O: So, you are in support of my telling a young lady who my friends and whatnot kept trying to “set me up with” that I was NOT sexually attracted with her – right? Because that would be consistent with what you jus said above – right?

Also -would you agree, that a Woman who wears all manner of appliances and makeup, wigs/weaves, heels, pushup bras, etc et al, is also “tricking” Men into thinking she’s something she’s not, and that it’s a “shitty thing to do” – even if it isn’t illegal?

Yes?

O.

hellkell
hellkell
11 years ago

Actually, I support the criminalization of street harassment, and have said so several times throughout this thread.

Yet another of your many laughable ideas, up there with why crime rates are falling.
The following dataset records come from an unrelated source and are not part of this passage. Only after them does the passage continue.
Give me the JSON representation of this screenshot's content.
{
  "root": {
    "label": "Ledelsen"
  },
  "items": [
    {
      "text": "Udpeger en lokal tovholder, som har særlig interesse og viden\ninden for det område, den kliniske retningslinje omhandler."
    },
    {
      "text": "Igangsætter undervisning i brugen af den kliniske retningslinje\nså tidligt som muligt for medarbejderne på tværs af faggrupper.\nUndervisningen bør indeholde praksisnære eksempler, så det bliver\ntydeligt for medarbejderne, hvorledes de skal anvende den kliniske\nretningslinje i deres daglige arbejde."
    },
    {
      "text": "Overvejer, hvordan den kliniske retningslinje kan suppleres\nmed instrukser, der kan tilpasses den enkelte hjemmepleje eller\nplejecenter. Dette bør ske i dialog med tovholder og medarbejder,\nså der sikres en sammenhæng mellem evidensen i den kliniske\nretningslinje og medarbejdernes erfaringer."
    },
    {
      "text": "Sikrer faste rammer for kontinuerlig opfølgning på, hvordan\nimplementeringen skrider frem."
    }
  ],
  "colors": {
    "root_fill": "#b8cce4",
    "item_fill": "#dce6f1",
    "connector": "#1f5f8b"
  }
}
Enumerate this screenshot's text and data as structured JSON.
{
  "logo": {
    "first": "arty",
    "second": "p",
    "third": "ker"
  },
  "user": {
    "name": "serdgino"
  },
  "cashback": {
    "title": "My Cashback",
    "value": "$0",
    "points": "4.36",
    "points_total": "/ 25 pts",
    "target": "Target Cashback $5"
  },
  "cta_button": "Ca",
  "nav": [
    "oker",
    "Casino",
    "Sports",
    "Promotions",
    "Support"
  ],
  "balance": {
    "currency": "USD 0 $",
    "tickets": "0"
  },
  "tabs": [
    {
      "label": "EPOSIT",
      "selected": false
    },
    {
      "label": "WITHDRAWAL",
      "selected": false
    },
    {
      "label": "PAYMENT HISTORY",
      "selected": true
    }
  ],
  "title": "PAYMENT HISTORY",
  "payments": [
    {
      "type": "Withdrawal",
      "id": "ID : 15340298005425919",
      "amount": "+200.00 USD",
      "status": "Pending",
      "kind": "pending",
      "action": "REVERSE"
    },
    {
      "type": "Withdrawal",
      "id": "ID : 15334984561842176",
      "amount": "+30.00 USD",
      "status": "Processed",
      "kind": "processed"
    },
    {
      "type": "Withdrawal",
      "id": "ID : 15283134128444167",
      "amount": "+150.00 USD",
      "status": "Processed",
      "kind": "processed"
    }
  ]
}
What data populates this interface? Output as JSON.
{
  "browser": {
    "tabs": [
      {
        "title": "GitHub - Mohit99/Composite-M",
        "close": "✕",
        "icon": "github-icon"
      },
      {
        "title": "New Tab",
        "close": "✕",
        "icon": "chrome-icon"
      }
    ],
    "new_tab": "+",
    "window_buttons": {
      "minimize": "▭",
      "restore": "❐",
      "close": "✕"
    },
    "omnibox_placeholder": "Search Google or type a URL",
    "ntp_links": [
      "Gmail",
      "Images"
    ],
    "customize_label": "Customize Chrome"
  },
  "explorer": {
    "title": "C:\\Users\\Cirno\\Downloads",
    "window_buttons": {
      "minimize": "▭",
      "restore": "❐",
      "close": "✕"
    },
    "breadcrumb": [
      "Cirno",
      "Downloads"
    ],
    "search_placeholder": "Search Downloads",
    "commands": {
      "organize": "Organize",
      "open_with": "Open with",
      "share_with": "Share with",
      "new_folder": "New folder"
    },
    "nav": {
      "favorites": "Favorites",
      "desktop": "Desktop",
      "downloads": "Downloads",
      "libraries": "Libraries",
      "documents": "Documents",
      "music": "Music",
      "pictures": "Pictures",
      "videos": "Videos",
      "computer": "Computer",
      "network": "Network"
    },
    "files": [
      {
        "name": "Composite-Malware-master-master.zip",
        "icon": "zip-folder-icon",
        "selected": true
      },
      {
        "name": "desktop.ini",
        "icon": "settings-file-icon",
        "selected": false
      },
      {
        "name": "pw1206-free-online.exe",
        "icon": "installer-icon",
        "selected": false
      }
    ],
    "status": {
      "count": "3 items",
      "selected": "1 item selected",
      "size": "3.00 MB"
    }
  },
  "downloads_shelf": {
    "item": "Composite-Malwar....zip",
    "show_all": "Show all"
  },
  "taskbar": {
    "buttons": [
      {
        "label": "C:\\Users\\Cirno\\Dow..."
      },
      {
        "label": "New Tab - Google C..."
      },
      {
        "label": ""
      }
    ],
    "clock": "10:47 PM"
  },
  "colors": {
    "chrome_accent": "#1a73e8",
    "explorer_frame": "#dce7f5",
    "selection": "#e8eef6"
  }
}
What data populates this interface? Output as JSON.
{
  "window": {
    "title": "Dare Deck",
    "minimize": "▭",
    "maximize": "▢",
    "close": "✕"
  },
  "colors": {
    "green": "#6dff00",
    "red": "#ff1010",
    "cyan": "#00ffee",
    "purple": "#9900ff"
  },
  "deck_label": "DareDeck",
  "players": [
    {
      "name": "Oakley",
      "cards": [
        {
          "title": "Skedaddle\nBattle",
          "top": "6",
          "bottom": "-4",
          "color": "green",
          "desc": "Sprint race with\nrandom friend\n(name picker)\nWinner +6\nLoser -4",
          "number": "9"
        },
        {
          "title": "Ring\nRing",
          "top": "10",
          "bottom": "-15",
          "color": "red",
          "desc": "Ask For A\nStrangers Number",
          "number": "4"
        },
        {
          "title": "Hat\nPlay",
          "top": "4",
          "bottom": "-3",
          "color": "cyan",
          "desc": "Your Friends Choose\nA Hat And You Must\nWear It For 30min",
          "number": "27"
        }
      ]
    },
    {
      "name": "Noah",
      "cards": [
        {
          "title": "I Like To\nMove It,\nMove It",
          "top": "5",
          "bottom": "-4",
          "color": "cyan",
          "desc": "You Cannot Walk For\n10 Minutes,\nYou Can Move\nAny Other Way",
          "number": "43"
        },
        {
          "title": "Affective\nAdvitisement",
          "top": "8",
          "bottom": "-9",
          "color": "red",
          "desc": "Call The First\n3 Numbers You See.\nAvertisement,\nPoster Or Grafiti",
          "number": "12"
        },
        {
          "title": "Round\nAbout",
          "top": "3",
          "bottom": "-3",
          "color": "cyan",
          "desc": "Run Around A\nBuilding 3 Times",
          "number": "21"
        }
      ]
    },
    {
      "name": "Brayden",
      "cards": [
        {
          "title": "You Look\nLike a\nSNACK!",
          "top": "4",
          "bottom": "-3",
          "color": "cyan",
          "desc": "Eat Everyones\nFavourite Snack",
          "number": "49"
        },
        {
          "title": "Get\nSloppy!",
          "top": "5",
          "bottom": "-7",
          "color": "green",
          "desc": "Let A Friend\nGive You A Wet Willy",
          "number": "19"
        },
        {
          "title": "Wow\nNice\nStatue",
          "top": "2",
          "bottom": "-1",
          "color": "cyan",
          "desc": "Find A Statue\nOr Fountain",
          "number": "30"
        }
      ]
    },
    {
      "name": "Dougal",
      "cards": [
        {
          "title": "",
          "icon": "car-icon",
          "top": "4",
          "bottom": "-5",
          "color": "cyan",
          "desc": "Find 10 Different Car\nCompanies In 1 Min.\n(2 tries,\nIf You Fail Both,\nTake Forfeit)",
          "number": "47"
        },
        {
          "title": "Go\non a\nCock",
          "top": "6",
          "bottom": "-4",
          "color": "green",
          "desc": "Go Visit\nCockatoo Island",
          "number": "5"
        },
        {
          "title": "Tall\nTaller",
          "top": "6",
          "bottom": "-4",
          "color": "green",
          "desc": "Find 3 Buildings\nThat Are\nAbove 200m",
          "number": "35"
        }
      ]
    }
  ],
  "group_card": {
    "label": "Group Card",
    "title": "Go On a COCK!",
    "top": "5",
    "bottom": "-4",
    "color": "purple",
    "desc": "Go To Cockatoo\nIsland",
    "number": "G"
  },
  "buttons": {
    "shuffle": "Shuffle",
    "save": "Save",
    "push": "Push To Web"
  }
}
Have you ever read a feminist in favor of this?

I think it’s fucking stupid, you can’t legislate human decency, much as we may wish to. How would this be enforced? So many questions.

hellkell
hellkell
11 years ago

Also -would you agree, that a Woman who wears all manner of appliances and makeup, wigs/weaves, heels, pushup bras, etc et al, is also “tricking” Men into thinking she’s something she’s not, and that it’s a “shitty thing to do” – even if it isn’t illegal?

Yet another false equivalence. Do you never tire of them?

Ally S
11 years ago

Also -would you agree, that a Woman who wears all manner of appliances and makeup, wigs/weaves, heels, pushup bras, etc et al, is also “tricking” Men into thinking she’s something she’s not, and that it’s a “shitty thing to do” – even if it isn’t illegal?

Oh look, it’s the same old “Making your appearance look good is deception” shit again. How fucking predictable can you be?

Argenti Aertheri
Argenti Aertheri
11 years ago

SPEAKING OF STATISTICS!

Anyone got any they want to see?

hellkell
hellkell
11 years ago

There’s a vast difference between makeup, heels, and weaves and “lie about who you are fundamentally,” which seems to be what game teaches.